Эти слёзы мне не внове:
мы одной с тобою крови,
всплеск седой волны.

Помнишь? я - ещё девчонка,
ты - извилистой и тонкой
пеной на песке.
Я ступаю осторожно,
будто чую нежной кожей:
не сроднюсь ни с кем.

Чистый ветер Сахалина
от рожденья и поныне
мне в наследство дан.
Все разлуки и потери
я твоею мерой мерю,
Тихий океан.

На чужом краю вселенной
ухожу по кромке пенной
в дорогую даль.
И опять со мною рядом
над волны седою прядью
детская печаль.

В шуме вечного Парижа
не найти того, что ближе,
чем волны разбег.
Путь земной, как вспышка, краток...
Унеси меня обратно,
пенный оберег!


*    *    *

По гладкой поверхности счастья
вплываю в детство,
где можно вот так распластаться
и греться, греться,
пока совсем не растаю
в лучах горячих
цвета небесного чая.

Здесь гладь переходит морская
в пустынный берег,
где шторма ночного скалы
разбились вдребезги
и чайки хватают слёту
судьбы подачки,
не зная другой заботы.

Бездонье счастливого детства –
на вырост платье,
мне этого тёплого средства
до смерти хватит
по грубым ступеням горя
взойти без плача,
с судьбою уже не споря.


*    *    *

Я впала в детство, как впадает речка
в безмерный океан.
Как милость свыше негасимой свечкой
дар памяти мне дан.

Я помню всё: и чаек лёт высокий
к незримым берегам,
и отблеск солнца – бог тысячеокий,
бегущий по волнам,

и ветер острый, пахнущий далёкой
неведомой страной,
привет отцовский в крене самолёта
над крышею родной...

Лишь волн мятежных с оторочкой пенной,
что ластились к ногам,
я дух строптивый – символ поколенья –
забвению предам.


ЦВЕТ ВРЕМЕНИ

Для счастья мне достаточно, когда
трава шумит зелёными волнами
за окнами, распахнутыми в даль
меж светлыми лесными берегами.

Когда-то на других, песчаных, берегах
по кромке пенного извилистого следа
брела девчонка в розовых лучах,
не ведая о бедах и победах.

Такой же дом, и окна также в даль,
но синими шумящую валами;
ей не знакомую ещё печаль
они в глубинах времени скрывали.

Что было мне дано, отхлынуло волной,
и пенный след спокойно высыхает.
Теперь мой слух в обители лесной
ласкают волны, полные стихами.

Они мне в утешение даны
как связь с неведомым счастливым краем,
где время кончится, но цвет его волны
останется в стихах, непререкаем.


AMEN

     …побеждающему дам вкушать
     сокровенную манну,
     и дам ему белый камень
     и на камне написанное новое имя…
                Апокалипсис               
      
На берегу.
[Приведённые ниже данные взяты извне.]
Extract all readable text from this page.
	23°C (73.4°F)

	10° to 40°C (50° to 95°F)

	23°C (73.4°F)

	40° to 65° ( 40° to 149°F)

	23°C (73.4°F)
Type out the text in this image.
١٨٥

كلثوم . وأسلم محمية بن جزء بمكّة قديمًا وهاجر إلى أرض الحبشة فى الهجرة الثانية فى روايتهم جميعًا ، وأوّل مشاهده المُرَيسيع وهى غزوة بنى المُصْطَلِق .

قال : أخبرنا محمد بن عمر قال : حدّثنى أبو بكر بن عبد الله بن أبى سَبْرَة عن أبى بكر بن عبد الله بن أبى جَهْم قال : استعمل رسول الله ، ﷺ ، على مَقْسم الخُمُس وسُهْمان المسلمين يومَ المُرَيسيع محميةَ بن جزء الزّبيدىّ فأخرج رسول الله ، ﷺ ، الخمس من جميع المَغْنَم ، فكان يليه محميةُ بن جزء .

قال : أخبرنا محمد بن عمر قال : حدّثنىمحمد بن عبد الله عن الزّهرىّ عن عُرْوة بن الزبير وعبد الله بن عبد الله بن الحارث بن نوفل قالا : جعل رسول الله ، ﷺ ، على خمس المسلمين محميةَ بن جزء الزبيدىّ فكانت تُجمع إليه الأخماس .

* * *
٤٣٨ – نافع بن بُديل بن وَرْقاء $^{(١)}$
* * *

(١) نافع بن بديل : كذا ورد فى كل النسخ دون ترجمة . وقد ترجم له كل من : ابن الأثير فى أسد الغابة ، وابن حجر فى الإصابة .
Одна.
И разве кто заметит,
как загорчит солёная волна,
когда я кину из сердечной клети
горючий камень с дерзновенным: на!
И канет слово – слабое мельканье
...ни звука... ни следа...
всё та же отрешённость в океане,
и холодна вода.

Огромно, обло зло.
Стоглазо и стозевно.
И даже если весь земной народ
обрушит камни в стынущую бездну,
там, в глубине неисследимых вод,
зверь, созданный Творцом в начале
на поругание в конце времён,
от мощи человечьего отчаянья
не дрогнет и хвостом.

Как пусто всё кругом
...ни манны... ни имён...
Одна. На берегу.
Опять бросаю камень.
А надо мной чуть различимо: АMEN!..

 
РЕФЛЕКСИЯ
    
      Увы мне, окаянная душе…
      Буря мя злых обдержит…
      и глубока мне мгла.
             Св. Андрей Критский
             Покаянный канон

Ты! – непостижимый океан,
образ потаённый… Не напрасно
я девчонкой в ужасе безгласном
замирала – ты же, дик и пьян,
берега терзал, подобно вепрю
брызгал пеной, рыкал и стонал,
и, когда в истоме отдыхал,
позволяя ласковому ветру
лишь касаться вспененных кудрей,
и лизал обманно отпечатки
на песке от голых детских пяток,
словно верный пёс, и поскорей
ускользал, как будто опасался,
что замечу в ряби лёгких волн
злобную ухмылку, чей-то стон
распознаю в плеске,
мне казалось:
в глубине таится страшный зверь,
а в душе – сторожкое «не верь».

Разгадала я гораздо позже,
кто хозяин потайного ложа
из гнилых обломков кораблей,
рухнувших надежд, былых страстей.
...Сотворю надгробие из них –
мой последний покаянный стих.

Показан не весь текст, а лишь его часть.